On Wed, Aug 10, 2011 at 1:30 PM, Marlis Gonzalez Fernandez
<[email protected]> wrote:
> Thank you Ronán-
>
> I agree looking not only at food but the interaction between food and disease will be really intresting...
>
> Thanks for the suggestions.
>
> Marlis
>
> -----Original Message-----
> From: [email protected] [mailto:[email protected]] On Behalf Of Ronan Conroy
> Sent: Wednesday, August 10, 2011 12:15 PM
> To: [email protected]
> Subject: Re: st: Repeated measured analysis
>
> On 2011 Lún 10, at 16:44, Marlis Gonzalez Fernandez wrote:
>
>> Hello-
>>
>> Trying to help a colleague who has an interesting study.
>>
>> He has distance of movement (hyoid bone) measures in mm on 13 subjects with no less than 20 measures (some have many more than that) during swallowing 3 different foods (so lots of repeats!).
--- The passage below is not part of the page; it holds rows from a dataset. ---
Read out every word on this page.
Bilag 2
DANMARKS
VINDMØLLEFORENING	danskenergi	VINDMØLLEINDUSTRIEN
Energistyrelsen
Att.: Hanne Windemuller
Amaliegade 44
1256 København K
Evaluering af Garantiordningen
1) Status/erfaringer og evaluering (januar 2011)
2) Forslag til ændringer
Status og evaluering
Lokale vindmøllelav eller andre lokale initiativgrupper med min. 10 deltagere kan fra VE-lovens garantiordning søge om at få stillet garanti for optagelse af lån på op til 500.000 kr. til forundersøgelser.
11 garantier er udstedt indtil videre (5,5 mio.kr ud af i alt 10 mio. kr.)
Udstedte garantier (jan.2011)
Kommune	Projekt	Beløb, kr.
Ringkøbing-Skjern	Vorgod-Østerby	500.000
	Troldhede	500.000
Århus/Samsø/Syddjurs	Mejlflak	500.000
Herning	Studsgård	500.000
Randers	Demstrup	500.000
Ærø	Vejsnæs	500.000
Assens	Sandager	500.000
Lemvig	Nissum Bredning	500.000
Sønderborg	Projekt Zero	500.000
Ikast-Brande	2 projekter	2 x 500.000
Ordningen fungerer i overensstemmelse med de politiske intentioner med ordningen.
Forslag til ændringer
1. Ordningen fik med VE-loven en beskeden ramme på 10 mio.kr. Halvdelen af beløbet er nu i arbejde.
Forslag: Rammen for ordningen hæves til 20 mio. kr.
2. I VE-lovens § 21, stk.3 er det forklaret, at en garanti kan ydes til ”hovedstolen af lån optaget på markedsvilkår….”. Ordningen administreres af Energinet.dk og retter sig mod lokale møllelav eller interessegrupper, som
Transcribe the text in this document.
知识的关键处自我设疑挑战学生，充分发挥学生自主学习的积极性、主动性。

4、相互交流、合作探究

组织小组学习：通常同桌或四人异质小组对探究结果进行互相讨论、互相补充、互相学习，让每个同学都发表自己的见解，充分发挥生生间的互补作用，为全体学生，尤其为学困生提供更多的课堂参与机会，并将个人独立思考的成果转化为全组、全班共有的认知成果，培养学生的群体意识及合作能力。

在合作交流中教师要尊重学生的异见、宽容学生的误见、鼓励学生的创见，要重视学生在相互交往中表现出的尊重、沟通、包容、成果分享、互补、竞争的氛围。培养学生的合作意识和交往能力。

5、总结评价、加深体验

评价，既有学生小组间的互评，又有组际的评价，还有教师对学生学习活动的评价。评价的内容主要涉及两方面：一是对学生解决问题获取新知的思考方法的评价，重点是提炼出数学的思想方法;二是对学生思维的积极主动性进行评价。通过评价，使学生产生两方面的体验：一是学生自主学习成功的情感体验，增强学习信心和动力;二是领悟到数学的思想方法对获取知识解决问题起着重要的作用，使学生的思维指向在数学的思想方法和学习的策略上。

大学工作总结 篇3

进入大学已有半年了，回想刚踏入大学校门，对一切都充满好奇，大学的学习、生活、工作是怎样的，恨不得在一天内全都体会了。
He wants to determine if there are significant distance differences between normal and disease states (while taking into account food type). I was concerned about having so many repeated measures and appropriately accounting for that to discern where is the true variability (ie. disease state? Subject?). Any ideas welcome.maybe I am over-thinking this? Should he just analyze food types separately?
>
> Why not -svyset- with participant as the PSU?
>
> The interesting question was whether food type interacted with disease status. In achalasia, difficulty swallowing varies considerably by food type, and this may be true for other disorders of swallowing too - it's not my area - but I'd have a look at the interaction term.